All organisms and species are transitory, yet life endures. The origin, extinction, and evolution of species―interconnected in the web of life as "eternal ephemera"―are the concern of evolutionary biology. In this riveting work, renowned paleontologist Niles Eldredge follows leading thinkers as they have wrestled for more than two hundred years with the eternal skein of life composed of ephemeral beings, revitalizing evolutionary science with their own, more resilient findings.

Eldredge begins in France with the naturalist Jean-Baptiste Lamarck, who in 1801 first framed the overarching question about the emergence of new species. The Italian geologist Giambattista Brocchi followed, bringing in geology and paleontology to expand the question. In 1825, at the University of Edinburgh, Robert Grant and Robert Jameson introduced the astounding ideas formulated by Lamarck and Brocchi to a young medical student named Charles Darwin. Who can doubt that Darwin left for his voyage on the Beagle in 1831 filled with thoughts about these daring new explanations for the "transmutation" of species.

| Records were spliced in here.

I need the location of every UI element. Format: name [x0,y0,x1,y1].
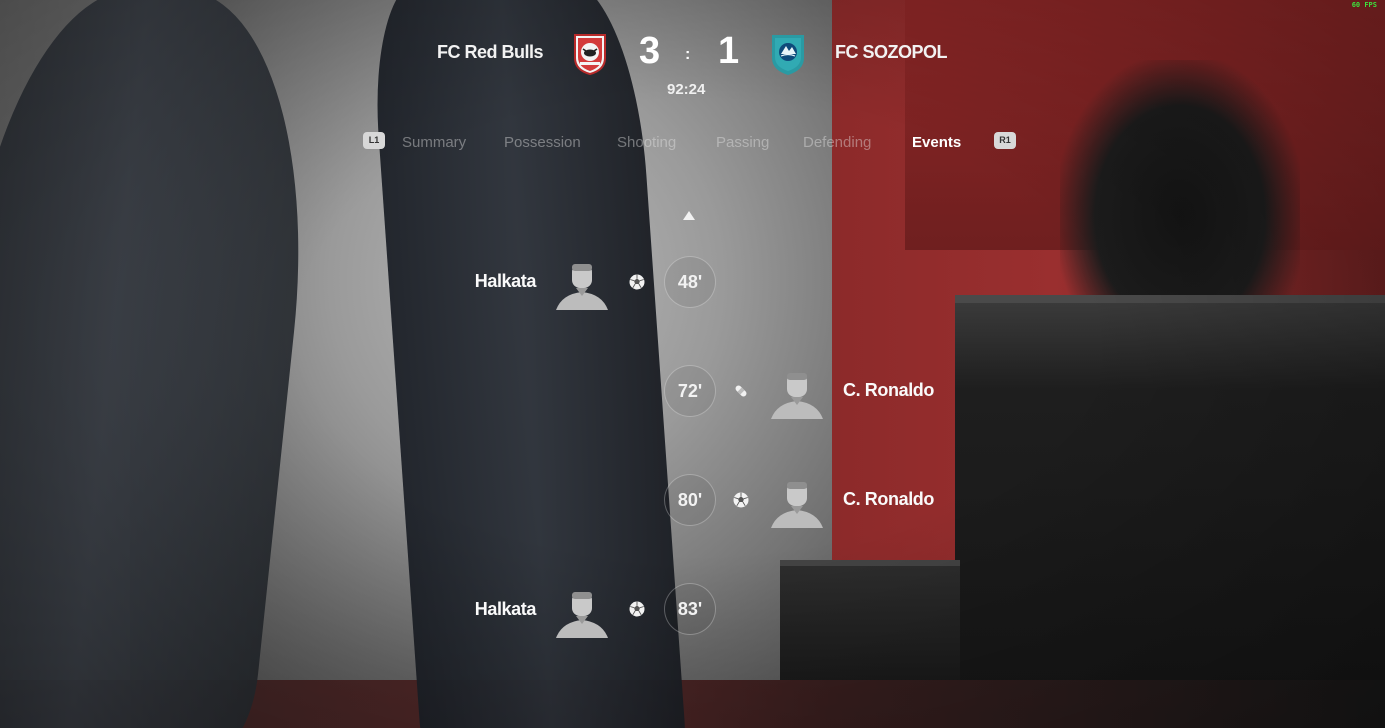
event-minute: 80' [664,474,716,526]
home-score: 3 [639,30,661,72]
player-silhouette-icon [771,373,823,419]
scroll-up-arrow-icon[interactable] [683,211,695,220]
away-team-name: FC SOZOPOL [835,42,948,62]
score-separator: : [685,46,691,63]
event-minute: 72' [664,365,716,417]
ball-icon [733,492,749,508]
match-clock: 92:24 [667,81,706,98]
tab-passing[interactable]: Passing [716,134,769,151]
home-team-name: FC Red Bulls [436,42,544,62]
event-row: 72' C. Ronaldo [0,363,1385,423]
l1-button-hint[interactable]: L1 [363,132,385,149]
tab-shooting[interactable]: Shooting [617,134,676,151]
event-player-name: Halkata [474,271,537,291]
red-bulls-crest-icon [574,34,606,76]
event-row: Halkata 83' [0,582,1385,642]
ball-icon [629,274,645,290]
event-row: 80' C. Ronaldo [0,472,1385,532]
player-silhouette-icon [771,482,823,528]
event-minute: 48' [664,256,716,308]
player-silhouette-icon [556,264,608,310]
ball-icon [629,601,645,617]
event-minute: 83' [664,583,716,635]
event-player-name: C. Ronaldo [843,489,934,509]
event-row: Halkata 48' [0,254,1385,314]
bandage-icon [735,385,747,397]
r1-button-hint[interactable]: R1 [994,132,1016,149]
away-score: 1 [718,30,740,72]
scoreboard: FC Red Bulls 3 : 1 FC SOZOPOL 92:24 [0,0,1385,110]
tab-defending[interactable]: Defending [803,134,871,151]
tab-events[interactable]: Events [912,134,961,151]
tab-summary[interactable]: Summary [402,134,466,151]
event-player-name: Halkata [474,599,537,619]
tab-possession[interactable]: Possession [504,134,581,151]
event-player-name: C. Ronaldo [843,380,934,400]
sozopol-crest-icon [772,35,804,75]
player-silhouette-icon [556,592,608,638]
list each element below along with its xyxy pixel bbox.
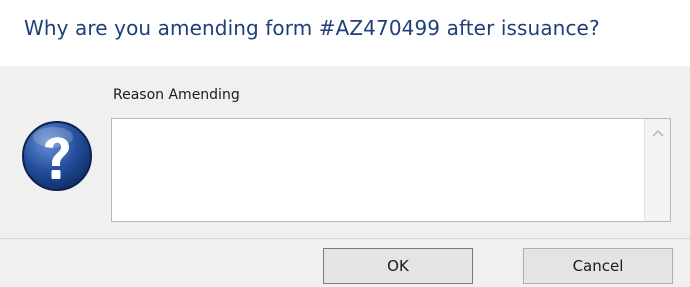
reason-amending-input[interactable]: [112, 119, 644, 221]
scroll-up-arrow-icon[interactable]: [651, 128, 665, 138]
dialog-title: Why are you amending form #AZ470499 afte…: [24, 16, 600, 40]
question-icon: [22, 121, 92, 191]
reason-amending-field: [111, 118, 671, 222]
amend-reason-dialog: Why are you amending form #AZ470499 afte…: [0, 0, 690, 287]
textarea-scrollbar[interactable]: [644, 119, 670, 221]
cancel-button[interactable]: Cancel: [523, 248, 673, 284]
reason-amending-label: Reason Amending: [113, 87, 240, 103]
dialog-header: Why are you amending form #AZ470499 afte…: [0, 0, 690, 66]
ok-button[interactable]: OK: [323, 248, 473, 284]
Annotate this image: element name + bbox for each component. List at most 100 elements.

Eldredge revisits Darwin's early insights into evolution in South America and his later synthesis of knowledge into a theory of the origin of species. He then considers the ideas of more recent evolutionary thinkers, such as George Gaylord Simpson, Ernst Mayr, and Theodosius Dobzhansky, as well as the young and brash Niles Eldredge and Steven Jay Gould, who set science afire with their concept of punctuated equilibria. Filled with insights into evolutionary biology and told with a rich affection for the scientific arena, this book celebrates the organic, vital relationship between scientific thinking and its subjects.